On 26/10/17 16:32, Linus Walleij wrote:
> On Tue, Oct 24, 2017 at 10:40 AM, Adrian Hunter <adrian.hunter@xxxxxxxxx> wrote:
>
>> Here is V12 of the hardware command queue patches without the software
>> command queue patches, now using blk-mq and now with blk-mq support for
>> non-CQE I/O.
>
> Since I had my test setup going I gave this a spin with the same set
> of tests that I used before/after my MQ patches.
>
> It is using the same setup and same eMMC, but I hade to rebase onto
> Ulf's very latest next branch to apply your patches.
>
> I default-enabled multiqueue.
>
> Results:
>
> sync
> echo 3 > /proc/sys/vm/drop_caches
> sync
> time dd if=/dev/mmcblk3 of=/dev/null bs=1M count=1024
> 1024+0 records in
> 1024+0 records out
> 1073741824 bytes (1.0GB) copied, 24.251922 seconds, 42.2MB/s
> real 0m 24.25s
> user 0m 0.03s
> sys 0m 3.80s
>
> mount /dev/mmcblk3p1 /mnt/
> cd /mnt/
> sync
> echo 3 > /proc/sys/vm/drop_caches
> sync
> time find . > /dev/null
> real 0m 3.24s
> user 0m 0.22s
> sys 0m 1.23s
>
> sync
> echo 3 > /proc/sys/vm/drop_caches
> sync
> iozone -az -i0 -i1 -i2 -s 20m -I -f /mnt/foo.test
>
> random random
> kB reclen write rewrite read reread read write
> 20480 4 1615 1571 6612 6714 6494 531
> 20480 8 2143 2295 11559 11563 11499 1164
> 20480 16 3894 4202 17826 17823 17755 1369
> 20480 32 5816 7489 23741 23759 23709 3016
> 20480 64 7393 9167 27532 27526 27502 3591
> 20480 128 7328 8097 29184 29161 29159 5592
> 20480 256 7194 8752 29424 29434 29424 6700
> 20480 512 8984 9930 29903 29911 29909 7420
> 20480 1024 7072 7446 27684 27685 27681 7444
> 20480 2048 6840 8199 27398 27420 27418 6766
> 20480 4096 8137 6805 28091 28089 28093 8209
> 20480 8192 7255 7485 28386 28384 28383 7479
> 20480 16384 7078 7448 28584 28585 28585 7447
>
> In short: no performance regressions.

You really need to test cards that are fast. A decent UHS-I SD card can do
over 80 MB/s for reads and of course HS400 eMMC can do over 300 MB/s.

>
> Performance-wise this is on par with my own patch set for MQ.
>
> As you know my pet peeve is "enable MQ by default" and I see no
> reason from a performance perspective not to enable MQ by default
> on this patch set or mine for that matter.

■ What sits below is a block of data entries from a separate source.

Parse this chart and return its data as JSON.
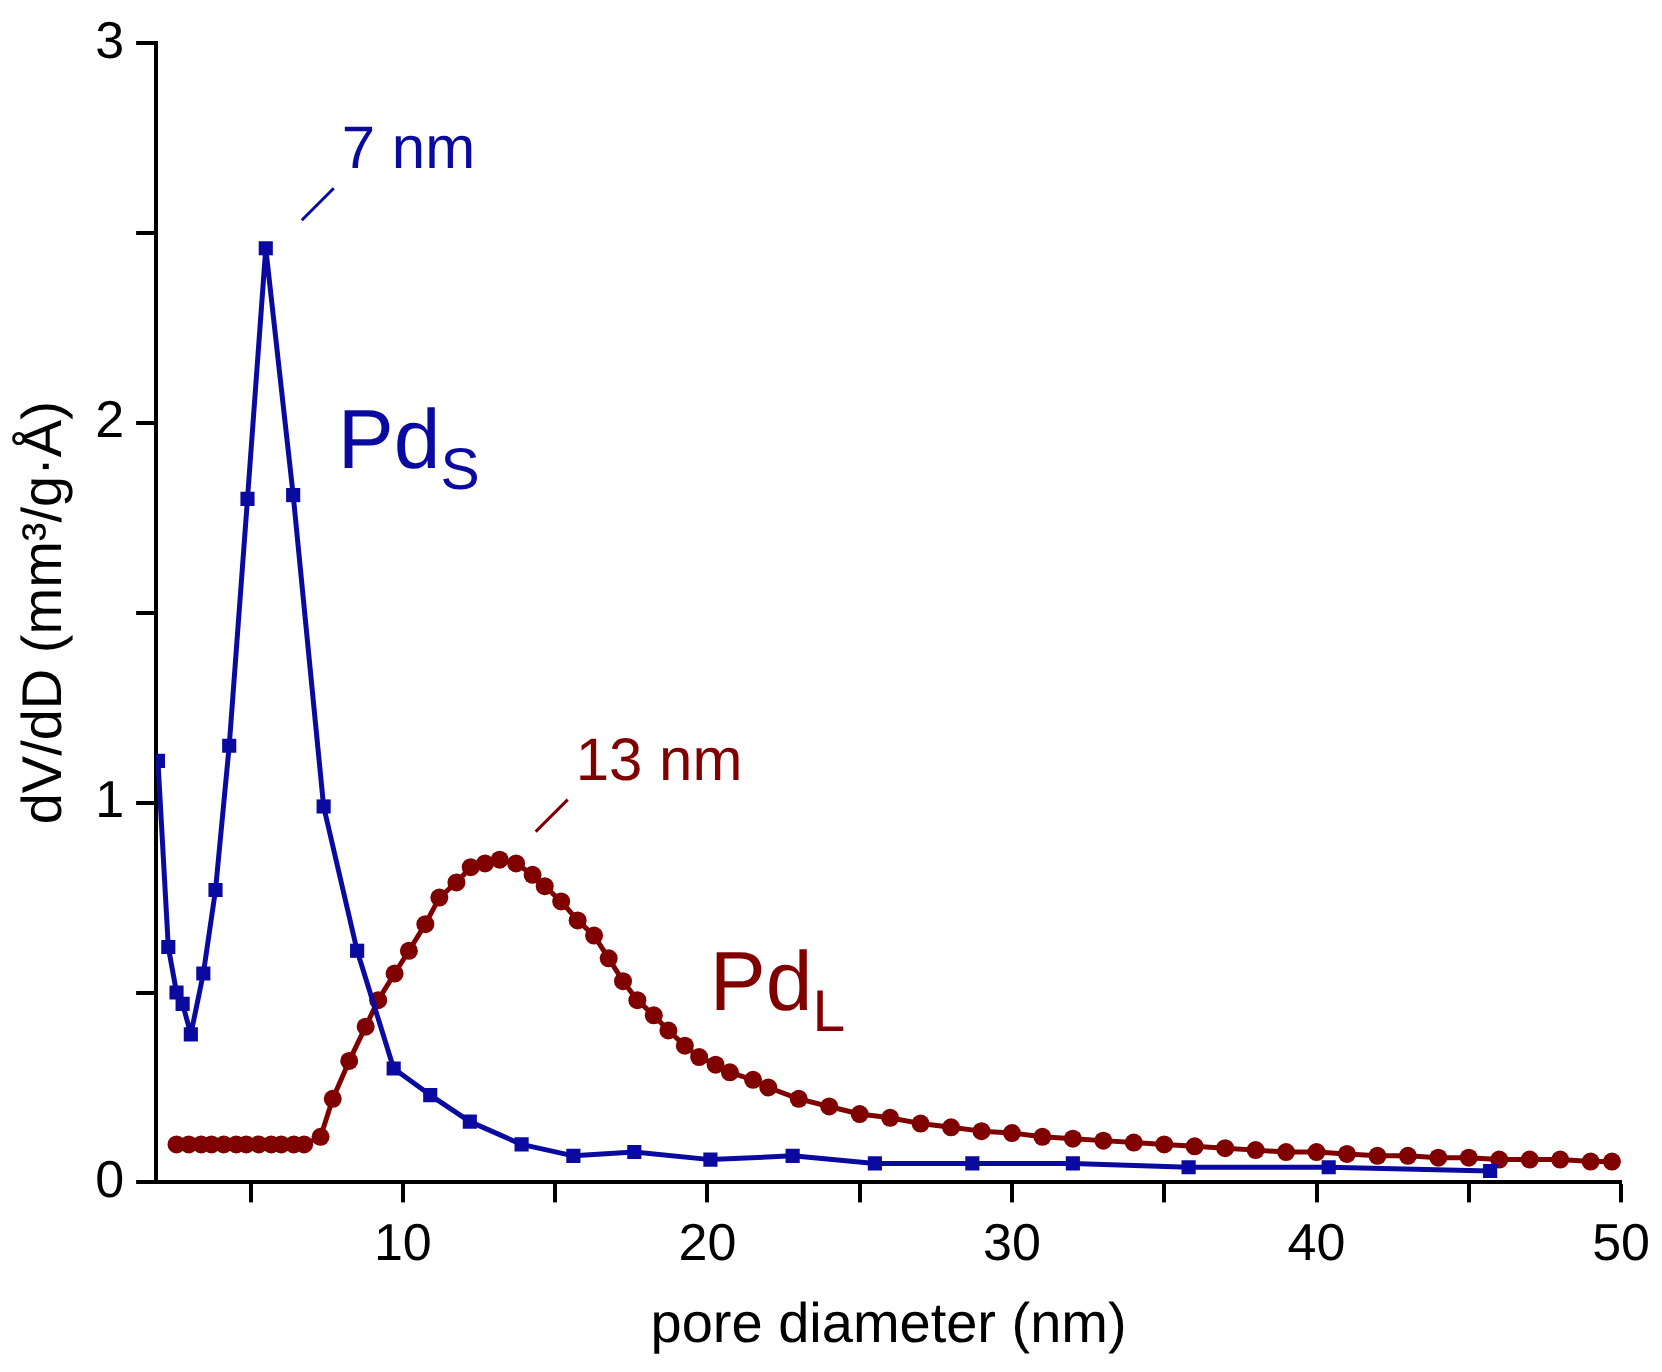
{
  "chart_data": {
    "type": "line",
    "xlabel": "pore diameter (nm)",
    "ylabel": "dV/dD (mm³/g·Å)",
    "xlim": [
      1.9,
      50
    ],
    "xticks": [
      {
        "value": 5,
        "label": null
      },
      10,
      {
        "value": 15,
        "label": null
      },
      20,
      {
        "value": 25,
        "label": null
      },
      30,
      {
        "value": 35,
        "label": null
      },
      40,
      {
        "value": 45,
        "label": null
      },
      50
    ],
    "ylim": [
      0,
      3
    ],
    "yticks": [
      0,
      {
        "value": 0.5,
        "label": null
      },
      1,
      {
        "value": 1.5,
        "label": null
      },
      2,
      {
        "value": 2.5,
        "label": null
      },
      3
    ],
    "series": [
      {
        "name": "Pd$_{S}$",
        "color": "#0a0aa0",
        "marker": "square",
        "x": [
          1.96,
          2.3,
          2.57,
          2.77,
          3.04,
          3.45,
          3.85,
          4.3,
          4.9,
          5.5,
          6.4,
          7.4,
          8.5,
          9.7,
          10.9,
          12.2,
          13.9,
          15.6,
          17.6,
          20.1,
          22.8,
          25.5,
          28.7,
          32.0,
          35.8,
          40.4,
          45.7
        ],
        "values": [
          1.11,
          0.62,
          0.5,
          0.47,
          0.39,
          0.55,
          0.77,
          1.15,
          1.8,
          2.46,
          1.81,
          0.99,
          0.61,
          0.3,
          0.23,
          0.16,
          0.1,
          0.07,
          0.08,
          0.06,
          0.07,
          0.05,
          0.05,
          0.05,
          0.04,
          0.04,
          0.03
        ]
      },
      {
        "name": "Pd$_{L}$",
        "color": "#800000",
        "marker": "circle",
        "x": [
          2.57,
          2.97,
          3.38,
          3.72,
          4.12,
          4.53,
          4.86,
          5.27,
          5.68,
          6.01,
          6.42,
          6.76,
          7.3,
          7.7,
          8.24,
          8.78,
          9.19,
          9.73,
          10.2,
          10.74,
          11.2,
          11.76,
          12.23,
          12.7,
          13.18,
          13.72,
          14.26,
          14.66,
          15.2,
          15.74,
          16.28,
          16.76,
          17.23,
          17.7,
          18.24,
          18.72,
          19.26,
          19.73,
          20.27,
          20.74,
          21.5,
          22,
          23,
          24,
          25,
          26,
          27,
          28,
          29,
          30,
          31,
          32,
          33,
          34,
          35,
          36,
          37,
          38,
          39,
          40,
          41,
          42,
          43,
          44,
          45,
          46,
          47,
          48,
          49,
          49.7
        ],
        "values": [
          0.1,
          0.1,
          0.1,
          0.1,
          0.1,
          0.1,
          0.1,
          0.1,
          0.1,
          0.1,
          0.1,
          0.1,
          0.12,
          0.22,
          0.32,
          0.41,
          0.48,
          0.55,
          0.61,
          0.68,
          0.75,
          0.79,
          0.83,
          0.84,
          0.85,
          0.84,
          0.81,
          0.78,
          0.74,
          0.69,
          0.65,
          0.59,
          0.53,
          0.48,
          0.44,
          0.4,
          0.36,
          0.33,
          0.31,
          0.29,
          0.27,
          0.25,
          0.22,
          0.2,
          0.18,
          0.17,
          0.155,
          0.145,
          0.135,
          0.13,
          0.12,
          0.115,
          0.11,
          0.105,
          0.1,
          0.095,
          0.09,
          0.085,
          0.08,
          0.08,
          0.075,
          0.07,
          0.07,
          0.065,
          0.065,
          0.06,
          0.06,
          0.06,
          0.055,
          0.055
        ]
      }
    ],
    "annotations": [
      {
        "text": "7 nm",
        "x": 5.5,
        "y": 2.46
      },
      {
        "text": "13 nm",
        "x": 13.18,
        "y": 0.85
      }
    ]
  }
}
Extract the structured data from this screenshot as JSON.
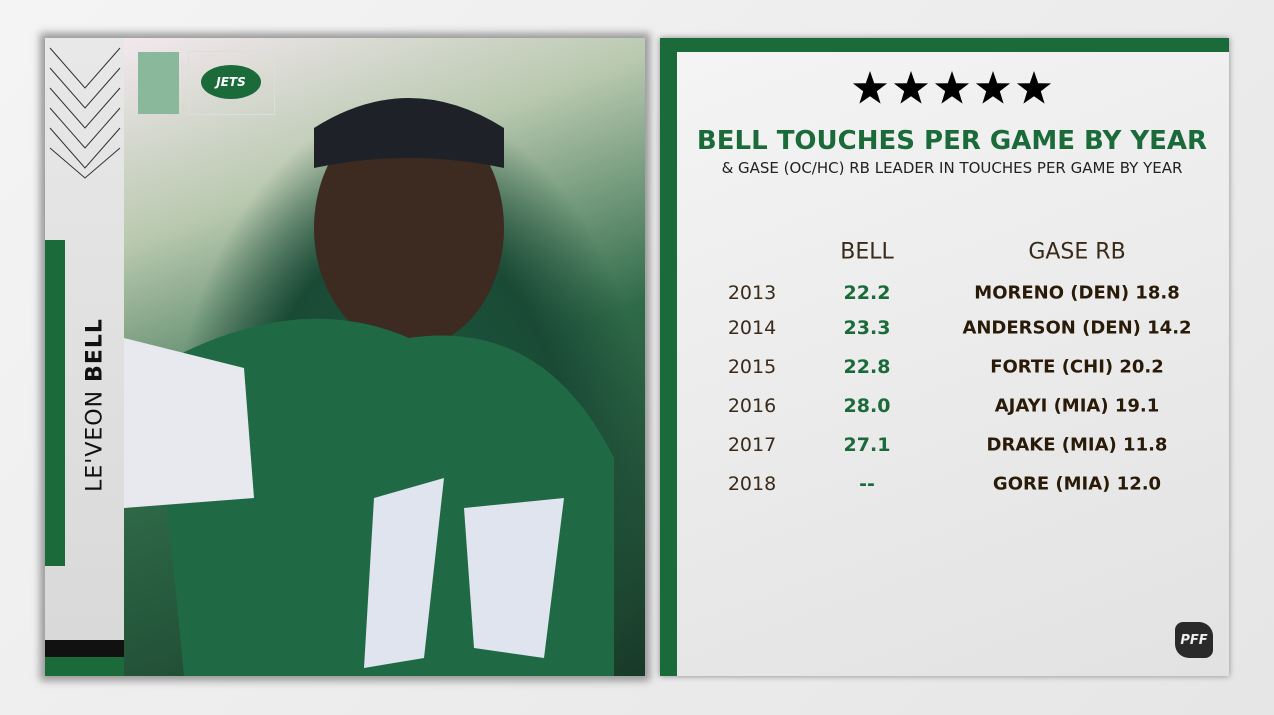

That is a side-issue. A single small patch can change that.

>
>> While we should look at changing blk-mq to give better workqueue performance,
>> a bigger gain is likely to be made by adding a new host API to enable the
>> next already-prepared request to be issued directly from within ->done()
>> callback of the current request.
>
> My patch series switches the stack around to make it possible
> to do this. But it doesn't go the whole way to complete the requests
> from interrupt context.
>
> Since we have to send commands for retune etc request finalization
> cannot easily be done from interrupt context.

Re-tuning and background operations are rare and slow, so there is no reason
to try to start them from interrupt context.

>
> But I am thinking about testing to hack it
> using some ugly approaches ... like assuming we don't need any
> retune etc and just say all is fine and optimistically complete the
> request directly in the interrupt handler if all was OK and wait
> for errors to happen before retuning.

It already works that way. Re-tuning happens before you start a request.
We prevent re-tuning in between dependent requests, like between starting a
transfer and CMD13 polling for completion.